Contemplate the hunger and thirst of the Lord Jesus for righteousness, namely: 1. How He comes into the world to restore trampled righteousness; 2. How He proclaims God's righteousness and exposes unrighteousness; 3. How He urgently performs countless deeds of righteousness, to leave us an example.

Homily

on the Kingdom of God, which is within

The Kingdom of God is within you (Luke 17:21)

Everything that is of God bears the seal of immortality. And the Kingdom of God is an immortal kingdom. If we wish, therefore, to breathe the air of immortality, we must enter within ourselves, into our heart, into the Kingdom of God.
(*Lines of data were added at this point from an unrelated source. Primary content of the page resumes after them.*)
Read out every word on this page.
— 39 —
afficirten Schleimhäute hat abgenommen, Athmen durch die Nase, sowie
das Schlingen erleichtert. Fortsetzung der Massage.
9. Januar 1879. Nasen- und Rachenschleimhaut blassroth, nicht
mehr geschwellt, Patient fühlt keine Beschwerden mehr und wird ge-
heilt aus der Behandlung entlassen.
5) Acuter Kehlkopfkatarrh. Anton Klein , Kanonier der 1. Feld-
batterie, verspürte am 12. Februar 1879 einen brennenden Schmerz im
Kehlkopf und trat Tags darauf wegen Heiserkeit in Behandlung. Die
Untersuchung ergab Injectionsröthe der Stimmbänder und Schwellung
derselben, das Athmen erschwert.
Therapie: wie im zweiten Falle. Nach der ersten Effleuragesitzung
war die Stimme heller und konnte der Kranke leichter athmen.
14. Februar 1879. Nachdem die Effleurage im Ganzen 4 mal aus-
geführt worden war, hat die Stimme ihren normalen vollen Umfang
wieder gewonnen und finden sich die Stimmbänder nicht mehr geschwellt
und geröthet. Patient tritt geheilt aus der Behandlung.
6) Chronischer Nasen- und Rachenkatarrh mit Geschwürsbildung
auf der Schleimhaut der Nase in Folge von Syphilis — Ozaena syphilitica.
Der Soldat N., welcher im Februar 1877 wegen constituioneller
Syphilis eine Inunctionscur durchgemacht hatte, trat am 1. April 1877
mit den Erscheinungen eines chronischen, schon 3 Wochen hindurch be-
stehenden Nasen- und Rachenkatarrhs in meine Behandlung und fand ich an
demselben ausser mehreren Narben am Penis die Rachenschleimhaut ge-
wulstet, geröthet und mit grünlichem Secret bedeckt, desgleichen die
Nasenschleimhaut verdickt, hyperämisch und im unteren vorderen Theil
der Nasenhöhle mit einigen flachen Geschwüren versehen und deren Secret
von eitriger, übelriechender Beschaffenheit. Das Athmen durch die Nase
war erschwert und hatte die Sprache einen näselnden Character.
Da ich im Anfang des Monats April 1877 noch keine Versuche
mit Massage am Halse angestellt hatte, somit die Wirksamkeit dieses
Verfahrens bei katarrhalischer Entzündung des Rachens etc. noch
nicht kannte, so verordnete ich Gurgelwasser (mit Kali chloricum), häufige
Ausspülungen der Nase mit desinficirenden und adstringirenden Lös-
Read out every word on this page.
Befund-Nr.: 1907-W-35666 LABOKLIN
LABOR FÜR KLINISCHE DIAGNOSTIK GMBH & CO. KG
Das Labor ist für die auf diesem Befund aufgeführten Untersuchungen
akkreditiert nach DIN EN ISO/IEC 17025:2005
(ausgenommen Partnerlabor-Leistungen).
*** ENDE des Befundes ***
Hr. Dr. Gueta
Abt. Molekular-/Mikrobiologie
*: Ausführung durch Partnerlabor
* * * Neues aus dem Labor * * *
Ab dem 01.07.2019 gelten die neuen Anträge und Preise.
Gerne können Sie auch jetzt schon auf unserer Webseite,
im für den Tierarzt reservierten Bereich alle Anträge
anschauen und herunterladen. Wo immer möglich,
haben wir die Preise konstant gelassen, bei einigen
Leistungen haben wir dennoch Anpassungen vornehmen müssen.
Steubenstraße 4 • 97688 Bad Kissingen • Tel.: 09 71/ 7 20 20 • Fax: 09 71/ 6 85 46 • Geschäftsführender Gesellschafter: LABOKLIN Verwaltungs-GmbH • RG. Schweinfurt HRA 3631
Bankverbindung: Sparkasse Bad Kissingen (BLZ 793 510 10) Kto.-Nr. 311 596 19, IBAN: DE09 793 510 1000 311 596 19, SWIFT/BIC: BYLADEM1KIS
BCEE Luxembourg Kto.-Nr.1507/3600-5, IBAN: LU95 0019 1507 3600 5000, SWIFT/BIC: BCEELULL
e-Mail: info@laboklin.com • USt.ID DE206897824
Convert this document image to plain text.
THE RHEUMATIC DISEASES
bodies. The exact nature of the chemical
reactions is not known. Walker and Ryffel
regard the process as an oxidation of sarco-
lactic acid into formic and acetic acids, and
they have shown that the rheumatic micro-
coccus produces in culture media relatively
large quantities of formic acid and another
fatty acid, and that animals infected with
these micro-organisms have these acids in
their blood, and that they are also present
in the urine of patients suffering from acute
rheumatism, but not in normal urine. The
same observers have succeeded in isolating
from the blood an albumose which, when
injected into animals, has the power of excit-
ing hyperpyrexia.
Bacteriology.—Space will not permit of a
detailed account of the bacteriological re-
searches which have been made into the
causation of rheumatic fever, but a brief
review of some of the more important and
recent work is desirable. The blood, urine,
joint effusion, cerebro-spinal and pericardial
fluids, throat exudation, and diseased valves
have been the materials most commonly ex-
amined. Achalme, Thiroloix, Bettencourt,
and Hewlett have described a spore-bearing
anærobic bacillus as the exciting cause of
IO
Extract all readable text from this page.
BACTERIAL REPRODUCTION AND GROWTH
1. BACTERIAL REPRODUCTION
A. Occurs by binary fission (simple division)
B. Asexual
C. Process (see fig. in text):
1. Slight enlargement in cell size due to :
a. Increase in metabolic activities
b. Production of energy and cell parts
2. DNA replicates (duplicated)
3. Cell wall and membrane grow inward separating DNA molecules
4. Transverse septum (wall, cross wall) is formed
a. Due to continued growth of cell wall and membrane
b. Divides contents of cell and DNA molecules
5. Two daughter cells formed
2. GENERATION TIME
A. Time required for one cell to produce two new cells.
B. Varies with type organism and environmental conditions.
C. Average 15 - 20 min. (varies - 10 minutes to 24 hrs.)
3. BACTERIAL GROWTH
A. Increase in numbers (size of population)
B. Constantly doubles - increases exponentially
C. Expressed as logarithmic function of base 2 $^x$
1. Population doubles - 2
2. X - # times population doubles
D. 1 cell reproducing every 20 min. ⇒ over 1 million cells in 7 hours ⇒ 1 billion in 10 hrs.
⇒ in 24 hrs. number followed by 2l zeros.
Outside us is the air of time, the air of transience and decay, in which the soul breathes with difficulty. The kingdom of nature is a kingdom of the senses, hence a kingdom of foreign land in comparison with our soul, which represents our inner kingdom. Why do people love to occupy themselves long, long in foreign lands? Why do they rarely and reluctantly enter their own house? Whenever we think about everything, we think about foreign lands. Whenever we converse about the sensory world, we converse in foreign lands. Living by the senses, we are like a man who rushes about other people's houses all day, and only returns in the evening to his own house to sleep. And so our waking hours we dedicate to death, and sleep to immortality! We come to ourselves, we return to ourselves only in sleep! But even our sleep dreams our waking life, that is, even when we are in our own house in an unconscious state, we dream of other people's houses: our dreams are sensory, because our waking life is sensory. And so we are in a foreign land, and strangers both in waking and in sleep. We are constantly outside ourselves. But the Lord wants to return us to ourselves, to our own home and our own homeland. For us the Kingdom of God is within us: outside us is foreign land. In order to escape from foreign lands and find our true home, in which we meet God directly, we must enter into ourselves, into our heart. There is the King, and there is the kingdom.

O Lord and King of angels and saints, show us the richness and splendor of Your kingdom within us. That we may love Your kingdom more than we love the sensory foreign land, the kingdom of changeability and transience. To Thee be glory and praise forever. Amen.